Hello dear reader(s)!
You thought it was over. You thought you were safe. You thought the songs were finished. But today, the songs return for one final rampage!
From the blog-type-thinger that brought you all four of the previous Song A Day Challenges on this here blog-type-thing, comes the final chapter in the horrifically horrific Song A Day Challenge series.
Starring a post about something. Featuring a song or more. Coming to a device near you! Who will survive the chaotic final chapter?
Speaking of surviving…
One of the more common themes in my posting has been about surviving. If you know anything about me, you know why this is. Survival has been the focus of my life for the past five years. In that time, there have been many instances where people wondered whether or not I would survive. There have been brief periods where I wondered whether or not I would too. Admittedly, there have even been a few times where I wondered why I bothered trying to.

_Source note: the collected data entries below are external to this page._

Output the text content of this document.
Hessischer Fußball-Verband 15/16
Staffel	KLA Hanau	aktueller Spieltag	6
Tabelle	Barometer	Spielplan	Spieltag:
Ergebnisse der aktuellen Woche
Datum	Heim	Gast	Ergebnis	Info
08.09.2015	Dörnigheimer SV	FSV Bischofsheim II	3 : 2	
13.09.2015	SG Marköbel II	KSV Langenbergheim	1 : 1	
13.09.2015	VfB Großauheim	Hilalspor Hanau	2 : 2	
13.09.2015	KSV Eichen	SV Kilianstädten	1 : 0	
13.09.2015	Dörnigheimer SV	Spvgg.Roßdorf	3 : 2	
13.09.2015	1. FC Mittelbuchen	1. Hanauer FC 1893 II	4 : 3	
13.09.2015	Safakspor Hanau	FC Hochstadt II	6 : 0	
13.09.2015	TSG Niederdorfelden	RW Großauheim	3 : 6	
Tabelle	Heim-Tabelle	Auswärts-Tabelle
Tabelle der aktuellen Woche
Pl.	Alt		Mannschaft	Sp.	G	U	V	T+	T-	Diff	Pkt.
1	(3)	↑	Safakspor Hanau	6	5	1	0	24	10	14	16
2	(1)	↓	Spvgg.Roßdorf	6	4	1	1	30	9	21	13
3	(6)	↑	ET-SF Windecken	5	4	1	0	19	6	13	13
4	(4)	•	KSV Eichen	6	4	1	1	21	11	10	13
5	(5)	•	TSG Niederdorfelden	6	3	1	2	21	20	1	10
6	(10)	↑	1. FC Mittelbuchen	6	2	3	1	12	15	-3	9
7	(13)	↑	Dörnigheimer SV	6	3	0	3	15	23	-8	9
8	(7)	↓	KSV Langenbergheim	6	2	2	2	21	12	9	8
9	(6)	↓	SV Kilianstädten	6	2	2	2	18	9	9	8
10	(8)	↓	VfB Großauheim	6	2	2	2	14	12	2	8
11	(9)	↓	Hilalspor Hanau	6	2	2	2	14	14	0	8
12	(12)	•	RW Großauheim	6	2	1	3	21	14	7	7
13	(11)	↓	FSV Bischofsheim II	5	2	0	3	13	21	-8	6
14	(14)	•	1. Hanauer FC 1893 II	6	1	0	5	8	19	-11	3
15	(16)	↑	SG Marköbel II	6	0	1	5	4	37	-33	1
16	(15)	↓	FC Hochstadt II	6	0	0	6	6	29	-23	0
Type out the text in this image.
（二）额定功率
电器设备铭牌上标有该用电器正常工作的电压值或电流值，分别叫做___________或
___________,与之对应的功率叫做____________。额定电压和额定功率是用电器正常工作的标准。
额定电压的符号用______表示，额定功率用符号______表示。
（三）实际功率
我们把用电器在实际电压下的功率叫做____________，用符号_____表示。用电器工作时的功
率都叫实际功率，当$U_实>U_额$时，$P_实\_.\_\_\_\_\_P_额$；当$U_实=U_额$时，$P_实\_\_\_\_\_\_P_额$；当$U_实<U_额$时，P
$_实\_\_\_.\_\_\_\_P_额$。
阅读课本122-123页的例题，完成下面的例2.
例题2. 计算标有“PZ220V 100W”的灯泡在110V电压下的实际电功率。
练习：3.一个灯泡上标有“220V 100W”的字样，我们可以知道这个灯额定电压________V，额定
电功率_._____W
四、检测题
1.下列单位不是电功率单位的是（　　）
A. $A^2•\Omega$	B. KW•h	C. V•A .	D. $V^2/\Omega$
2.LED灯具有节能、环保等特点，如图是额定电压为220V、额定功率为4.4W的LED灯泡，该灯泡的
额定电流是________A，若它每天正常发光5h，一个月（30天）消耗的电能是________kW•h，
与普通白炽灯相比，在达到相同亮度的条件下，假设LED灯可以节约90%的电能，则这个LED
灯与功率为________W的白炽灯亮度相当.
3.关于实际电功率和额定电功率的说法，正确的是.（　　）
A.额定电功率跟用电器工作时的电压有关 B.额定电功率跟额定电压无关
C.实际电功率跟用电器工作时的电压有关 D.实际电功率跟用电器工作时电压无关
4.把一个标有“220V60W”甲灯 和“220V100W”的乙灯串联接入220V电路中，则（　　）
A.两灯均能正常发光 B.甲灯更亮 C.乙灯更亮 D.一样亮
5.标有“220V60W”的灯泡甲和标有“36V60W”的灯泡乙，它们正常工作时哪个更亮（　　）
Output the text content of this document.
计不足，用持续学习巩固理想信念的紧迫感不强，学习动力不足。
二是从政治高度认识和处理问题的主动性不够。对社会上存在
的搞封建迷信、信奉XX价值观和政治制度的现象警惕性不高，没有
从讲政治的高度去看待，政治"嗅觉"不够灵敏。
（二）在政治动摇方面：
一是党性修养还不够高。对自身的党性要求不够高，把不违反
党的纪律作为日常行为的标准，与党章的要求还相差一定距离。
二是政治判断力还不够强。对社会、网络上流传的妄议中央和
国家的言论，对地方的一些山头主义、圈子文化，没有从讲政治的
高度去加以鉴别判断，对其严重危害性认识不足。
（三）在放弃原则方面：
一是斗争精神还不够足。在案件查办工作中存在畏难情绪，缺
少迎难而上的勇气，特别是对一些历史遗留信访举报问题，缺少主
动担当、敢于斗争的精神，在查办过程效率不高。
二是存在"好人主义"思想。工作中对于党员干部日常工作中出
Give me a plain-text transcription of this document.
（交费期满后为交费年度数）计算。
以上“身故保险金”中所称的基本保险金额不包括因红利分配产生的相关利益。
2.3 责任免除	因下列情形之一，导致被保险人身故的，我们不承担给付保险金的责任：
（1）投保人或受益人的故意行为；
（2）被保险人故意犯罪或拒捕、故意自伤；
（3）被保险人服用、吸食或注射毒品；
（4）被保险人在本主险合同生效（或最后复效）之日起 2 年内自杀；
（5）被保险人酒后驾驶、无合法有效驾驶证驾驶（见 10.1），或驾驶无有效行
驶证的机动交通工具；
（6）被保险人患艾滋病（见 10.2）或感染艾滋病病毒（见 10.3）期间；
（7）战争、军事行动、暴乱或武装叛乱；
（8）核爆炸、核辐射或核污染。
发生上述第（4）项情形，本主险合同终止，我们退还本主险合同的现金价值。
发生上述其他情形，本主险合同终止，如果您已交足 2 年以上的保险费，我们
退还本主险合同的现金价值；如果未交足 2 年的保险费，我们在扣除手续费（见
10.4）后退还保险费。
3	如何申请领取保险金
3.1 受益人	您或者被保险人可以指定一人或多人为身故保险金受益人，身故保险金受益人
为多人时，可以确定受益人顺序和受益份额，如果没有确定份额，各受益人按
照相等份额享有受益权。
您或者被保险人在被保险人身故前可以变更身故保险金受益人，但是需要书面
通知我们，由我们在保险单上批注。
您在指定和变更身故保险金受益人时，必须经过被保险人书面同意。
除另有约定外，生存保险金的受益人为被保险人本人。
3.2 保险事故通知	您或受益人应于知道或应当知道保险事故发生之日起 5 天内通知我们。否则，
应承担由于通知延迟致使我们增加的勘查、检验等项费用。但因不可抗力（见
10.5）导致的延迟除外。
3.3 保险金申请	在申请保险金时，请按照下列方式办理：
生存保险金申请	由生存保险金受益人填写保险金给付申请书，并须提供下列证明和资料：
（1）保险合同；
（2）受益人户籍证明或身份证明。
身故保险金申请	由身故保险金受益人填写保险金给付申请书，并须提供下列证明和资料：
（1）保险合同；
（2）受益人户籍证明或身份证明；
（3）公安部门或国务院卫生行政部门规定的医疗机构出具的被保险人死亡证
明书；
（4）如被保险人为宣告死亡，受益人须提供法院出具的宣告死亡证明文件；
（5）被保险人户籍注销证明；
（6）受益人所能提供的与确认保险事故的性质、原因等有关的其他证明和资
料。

But if there is a key to my survival that I myself had something to do with, it is that I kept those periods of time very brief. When all seemed hopeless, I fought hard to hope. I believed in the impossible. I refused to believe the apocalyptic percentages many doctors gave to me.
And when I experienced the loss that made me think all my struggle was in vain, I made sure to reach out to friends to remind me that life is still worth living. I reached out to people to talk to, and keep me from believing the worst thoughts I was having. I dared to hope that things could get better once again.
They did. And then they would get worse. But I dared to hope. There were plenty of times I questioned whether the little good things that were keeping me going were too little. I wondered if I was just fantasizing about the possibility of being genuinely happy once again. As time passed, I felt isolated, and began to think I may be ready to start dating again. I had a couple of relationships, with good times, but of course you can’t rely on someone else to make you happy.
Shortly before my last relationship, something changed. I started to feel better about myself. I started to feel not only okay with who I am, but good. I started to feel like I had some control over my own attitude. I wasn’t happy about plenty of things with my life at that time, but I felt good about me.
And when I got into that relationship, I knew that I would not allow my happiness to be completely based on that relationship. When it suddenly ended, I was shocked. I was upset. I was hurt. And I was scared. Scared that I would get depressed. Scared that I would feel worthless.
That fear lasted for all of about six hours.
Then that fear turned to anger. I was pissed. I began to evaluate what happened, and I realized that the end to that relationship had absolutely nothing to do with me and any of my value. I was going to be okay, and I knew it.
I took that anger and turned it into a fire in me to work to change my situation, and since then, as you can probably tell if you are so masochistic as to actually read these posts, I have been on top of the world. Things aligned to help me and I took advantage.
Are things perfect? No. Life isn’t perfect. I am going to have bad days. Sunshine and rainbows are wonderful, but they aren’t constant. I recognize there are going to be struggles. I know that for all the things I gain, there will be some losses. I know that some of the people who were important to me will leave. But I also know that I have met and will meet other great people who belong in my life and might not.
I have learned that when people leave, it isn’t necessarily a reflection on me. I have learned that while losing something or someone may be painful, sometimes it is necessary to make room for something or someone in your life that is better for you. I’ve learned the famous quote from LJ Vanier often shared on memes that says, “Sometimes when things fall apart, they may actually be falling into place.” is often very much true.
And I know that no matter how bad things may be, if it is possible to make it through, things will get better. They may get bad again in the future, but then they will get better. If you survive, I know, for a fact, that you will experience a time when you are glad you did.
So if you are struggling, continue to hope. Do everything you can to survive. If you do, eventually, you will be so glad you did.
I was challenged to do a song a day challenge for 5 days. I accept, but I want to make the songs an emphasis on a thought I would have already posted about that day. I was challenged by the wonderful A Momma’s View, go check out that excellent blog.
The rules are:
- Post a song a Day for five consecutive days
- Post what the lyrics mean to you ( optional)
- Post the name of the song and video
- Nominate two different bloggers each day of the challenge.
These songs are about survival. I am posting a few, because I am just so generous like that. We start with one of my favorite songs of all time.
Survive, by Rise Against
Next we have Carry On Wayward Son by Kansas, which I would just like to point out to reader(s) that I liked before I saw Supernatural.
And finally, a song for when you are glad you did survive, So Far Away, by Staind.
I nominate anyone who wants to participate. Congratulations to those who have survived 5 of these posts!